Tytułowe kartofle to najbardziej błaha z rzeczy, które możemy sobie wyobrazić. Ten nudny i bezbarwny atrybut codzienności staje się jednak prostym łącznikiem członków rodziny: dla Lisy jest wspomnieniem własnego ojca, dla Hossiego prostym i pożywnym posiłkiem, dla innych – nadzieją na normalność w postaci wspólnego, rodzinnego obiadu. To także sygnał, że zjadaczami kartofli, dzielącymi podobne problemy czy dramaty, może być każdy z nas. Jest jednak w tytule sporo nacechowania pejoratywnego. Oryginalnie Kartöfluæturnar wywodzi się od czasownika eta, tłumaczonego jako “żreć”. A więc tytułowi kartoflarze to nie zjadacze kartofli jak na słynnym obrazie van Gogha (do którego swoją drogą chętnie odwołuje się sam autor tekstu), ale ziemniakożercy. Co ciekawe, pierwotne tłumaczenie sztuki w przekładzie Agnieszki Klimko zakładało właśnie taką wersję tytułu, jednak w czasie produkcji zmieniono zdanie. Problemy rodzinne to więc nie kartofel powszedni, które zjadamy w intencji kolejnego, zwykłego dnia. To raczej twardy ziemniak do zgryzienia, na który my, prości grzesznicy, rzucamy się łapczywie. Słowem: zżeramy rzeczywistość bez głębszego zastanowienia nad nią.

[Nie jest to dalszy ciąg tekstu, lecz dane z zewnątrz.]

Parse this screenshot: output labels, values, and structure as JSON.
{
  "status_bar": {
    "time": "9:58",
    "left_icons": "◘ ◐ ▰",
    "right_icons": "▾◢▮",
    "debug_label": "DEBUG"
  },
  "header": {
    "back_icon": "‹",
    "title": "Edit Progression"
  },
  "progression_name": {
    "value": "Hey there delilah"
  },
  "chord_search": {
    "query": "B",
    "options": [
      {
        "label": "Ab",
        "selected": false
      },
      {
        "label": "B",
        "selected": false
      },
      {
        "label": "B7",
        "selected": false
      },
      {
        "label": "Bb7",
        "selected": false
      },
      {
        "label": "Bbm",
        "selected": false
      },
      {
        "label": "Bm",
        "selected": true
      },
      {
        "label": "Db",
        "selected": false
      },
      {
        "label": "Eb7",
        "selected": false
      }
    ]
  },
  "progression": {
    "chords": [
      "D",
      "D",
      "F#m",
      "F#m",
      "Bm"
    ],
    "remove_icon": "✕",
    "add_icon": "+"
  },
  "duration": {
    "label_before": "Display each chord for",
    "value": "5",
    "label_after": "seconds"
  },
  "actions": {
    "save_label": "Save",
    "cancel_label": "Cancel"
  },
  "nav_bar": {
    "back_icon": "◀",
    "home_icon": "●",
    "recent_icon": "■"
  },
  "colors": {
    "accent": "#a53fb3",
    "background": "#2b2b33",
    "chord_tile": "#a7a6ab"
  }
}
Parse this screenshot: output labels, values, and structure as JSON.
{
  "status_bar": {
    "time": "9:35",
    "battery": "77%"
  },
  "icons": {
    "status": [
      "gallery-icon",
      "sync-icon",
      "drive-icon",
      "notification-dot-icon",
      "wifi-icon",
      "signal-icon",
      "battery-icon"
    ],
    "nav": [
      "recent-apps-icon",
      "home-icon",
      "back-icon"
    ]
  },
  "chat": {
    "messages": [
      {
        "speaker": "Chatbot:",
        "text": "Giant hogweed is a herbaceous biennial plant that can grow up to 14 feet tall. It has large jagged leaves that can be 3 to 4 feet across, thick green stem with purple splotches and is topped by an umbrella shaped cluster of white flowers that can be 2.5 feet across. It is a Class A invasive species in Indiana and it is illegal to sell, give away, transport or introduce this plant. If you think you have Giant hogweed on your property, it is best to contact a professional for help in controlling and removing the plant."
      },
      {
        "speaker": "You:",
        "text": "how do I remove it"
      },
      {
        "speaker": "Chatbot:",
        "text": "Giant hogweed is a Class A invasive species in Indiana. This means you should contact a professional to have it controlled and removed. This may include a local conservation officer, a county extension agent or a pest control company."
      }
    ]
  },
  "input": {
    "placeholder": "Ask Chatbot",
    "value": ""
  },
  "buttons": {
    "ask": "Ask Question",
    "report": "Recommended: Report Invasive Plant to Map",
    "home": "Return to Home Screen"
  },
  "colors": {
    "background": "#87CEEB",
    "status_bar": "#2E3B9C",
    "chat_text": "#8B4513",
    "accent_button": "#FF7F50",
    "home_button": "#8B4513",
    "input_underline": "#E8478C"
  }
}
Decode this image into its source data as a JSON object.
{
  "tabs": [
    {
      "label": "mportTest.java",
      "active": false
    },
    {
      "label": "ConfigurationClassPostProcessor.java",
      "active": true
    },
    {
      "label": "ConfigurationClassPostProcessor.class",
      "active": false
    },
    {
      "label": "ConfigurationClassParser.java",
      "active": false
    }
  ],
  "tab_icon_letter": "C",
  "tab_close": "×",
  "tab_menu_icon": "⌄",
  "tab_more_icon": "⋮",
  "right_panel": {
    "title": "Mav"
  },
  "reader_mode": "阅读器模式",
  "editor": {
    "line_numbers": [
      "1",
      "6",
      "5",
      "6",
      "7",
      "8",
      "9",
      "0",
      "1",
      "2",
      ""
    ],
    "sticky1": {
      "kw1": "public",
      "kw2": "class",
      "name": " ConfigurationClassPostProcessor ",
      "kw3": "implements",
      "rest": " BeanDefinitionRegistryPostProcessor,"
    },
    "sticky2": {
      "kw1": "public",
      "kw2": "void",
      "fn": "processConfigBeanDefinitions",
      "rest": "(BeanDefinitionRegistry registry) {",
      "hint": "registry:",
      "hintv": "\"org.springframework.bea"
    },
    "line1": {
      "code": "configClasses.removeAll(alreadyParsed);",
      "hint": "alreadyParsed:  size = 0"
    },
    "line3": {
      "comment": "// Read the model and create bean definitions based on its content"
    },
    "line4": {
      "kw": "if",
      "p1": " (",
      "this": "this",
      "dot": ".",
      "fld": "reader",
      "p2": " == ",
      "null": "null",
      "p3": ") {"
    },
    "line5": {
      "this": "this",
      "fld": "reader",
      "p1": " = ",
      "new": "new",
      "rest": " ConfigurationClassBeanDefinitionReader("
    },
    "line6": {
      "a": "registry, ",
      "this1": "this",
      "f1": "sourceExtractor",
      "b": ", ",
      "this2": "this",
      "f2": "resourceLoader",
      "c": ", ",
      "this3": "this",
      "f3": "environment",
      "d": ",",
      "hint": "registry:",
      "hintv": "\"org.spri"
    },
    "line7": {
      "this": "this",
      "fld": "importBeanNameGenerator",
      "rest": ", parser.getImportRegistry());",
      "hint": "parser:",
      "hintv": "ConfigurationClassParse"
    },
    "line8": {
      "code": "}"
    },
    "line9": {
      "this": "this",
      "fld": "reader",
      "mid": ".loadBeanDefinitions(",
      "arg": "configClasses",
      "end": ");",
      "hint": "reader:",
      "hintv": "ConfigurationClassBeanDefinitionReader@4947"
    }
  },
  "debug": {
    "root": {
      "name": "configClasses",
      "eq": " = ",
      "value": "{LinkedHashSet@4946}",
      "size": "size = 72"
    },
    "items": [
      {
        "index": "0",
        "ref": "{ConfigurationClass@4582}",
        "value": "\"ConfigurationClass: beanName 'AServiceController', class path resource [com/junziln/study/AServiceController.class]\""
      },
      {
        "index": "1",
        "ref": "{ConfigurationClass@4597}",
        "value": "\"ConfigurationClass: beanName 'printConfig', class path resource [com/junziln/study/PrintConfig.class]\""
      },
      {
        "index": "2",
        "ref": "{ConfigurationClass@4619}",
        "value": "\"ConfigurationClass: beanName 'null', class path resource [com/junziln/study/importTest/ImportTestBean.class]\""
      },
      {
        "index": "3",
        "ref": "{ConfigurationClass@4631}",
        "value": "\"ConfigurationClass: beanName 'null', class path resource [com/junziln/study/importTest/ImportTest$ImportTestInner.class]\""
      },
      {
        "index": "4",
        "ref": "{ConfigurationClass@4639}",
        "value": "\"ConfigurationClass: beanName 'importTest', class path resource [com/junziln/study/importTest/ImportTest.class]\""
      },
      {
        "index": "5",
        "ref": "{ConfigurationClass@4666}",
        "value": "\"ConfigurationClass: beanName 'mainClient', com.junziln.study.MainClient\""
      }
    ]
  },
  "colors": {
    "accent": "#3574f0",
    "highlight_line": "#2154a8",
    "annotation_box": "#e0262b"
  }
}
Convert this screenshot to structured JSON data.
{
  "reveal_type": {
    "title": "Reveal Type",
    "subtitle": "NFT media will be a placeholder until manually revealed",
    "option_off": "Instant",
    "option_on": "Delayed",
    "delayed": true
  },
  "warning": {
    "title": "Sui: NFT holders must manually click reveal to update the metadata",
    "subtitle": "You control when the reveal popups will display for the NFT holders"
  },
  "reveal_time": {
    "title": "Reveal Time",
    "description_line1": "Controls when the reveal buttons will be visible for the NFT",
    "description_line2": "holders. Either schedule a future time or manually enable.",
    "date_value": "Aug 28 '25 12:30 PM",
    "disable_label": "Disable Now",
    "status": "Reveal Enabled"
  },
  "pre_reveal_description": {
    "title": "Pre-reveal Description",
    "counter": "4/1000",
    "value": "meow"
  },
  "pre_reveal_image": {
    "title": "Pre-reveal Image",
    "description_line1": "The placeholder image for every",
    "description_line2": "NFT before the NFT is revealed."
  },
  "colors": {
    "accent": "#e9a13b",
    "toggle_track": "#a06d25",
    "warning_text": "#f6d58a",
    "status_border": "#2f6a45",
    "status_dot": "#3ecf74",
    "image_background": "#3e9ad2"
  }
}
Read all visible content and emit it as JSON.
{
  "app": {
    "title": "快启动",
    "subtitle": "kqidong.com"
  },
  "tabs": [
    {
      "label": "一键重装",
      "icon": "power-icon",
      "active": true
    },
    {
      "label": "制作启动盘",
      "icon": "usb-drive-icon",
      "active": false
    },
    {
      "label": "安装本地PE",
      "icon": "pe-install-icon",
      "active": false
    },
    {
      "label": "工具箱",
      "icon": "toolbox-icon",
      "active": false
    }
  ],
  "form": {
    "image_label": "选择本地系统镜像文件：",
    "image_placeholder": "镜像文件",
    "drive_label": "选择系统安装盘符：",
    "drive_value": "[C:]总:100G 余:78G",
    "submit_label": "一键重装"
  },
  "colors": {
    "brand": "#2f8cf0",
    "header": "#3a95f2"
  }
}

O ziemniakach dramatycznie - Wiadomości
Vincent van Gogh, „Jedzący ziemniaki”, 1885, Van Gogh Museum, Amsterdam, zdj. dzięki uprzejmości wydawnictwa Arkady, foto: Onet

Sztuka powinna więc pozostawić w nas jakiś odcisk, wrażenie. Może szokować, obrzydzać, może też zaskakiwać. Reżyser czytania, Michał Zdunik, przyznaje, że tekst Tyrfingssona był dla niego dobrą okazją do zrewidowania własnej wizji Islandii jako raju na ziemi. Nawet podczas dyskusji po premierze odwoływano się do strajku kobiet z 1975 jako punktu wyjścia do niezależności  i wyjątkowej pozycji Islandek w swoim społeczeństwie. Wydaje mi się jednak, że ów mit społecznie lepiej rozwiniętej Islandii to tylko efekt autopromocji zakompleksionego narodu, który jeszcze niedawno składał się z samych zjadaczy kartofli. Choć dziś Islandia uznawana jest za wzór w kwestiach społeczno-światopoglądowych, nie da się zaprzeczyć faktom, że nie brakuje tam także przemocy, gwałtu, dyskryminacji, niesprawiedliwości. Nie potrafię też zgodzić się z treścią opisu sztuki, w którym Lisę nazywa się feministką. W dramacie rodzinnym brak miejsca na jej współczucie czy akt solidarności z drugą kobietą. Zgwałcona Kristin nie może liczyć na słowo otuchy, zostaje jedynie poczęstowana wódką i zachęcona do wycofania swoich zeznań. Wolność jednej kobiety kończy się tam, gdzie powinna zaczynać swoboda drugiej, tak się jednak nie dzieje. Nie tym razem. Na czym polega więc podobieństwo do Nory? Czy pozostawienie swojej rodziny na rzecz samorozwoju i wolności dzisiaj przyjęte byłoby tak samo pozytywnie, jak w dniu premiery sztuki Ibsena?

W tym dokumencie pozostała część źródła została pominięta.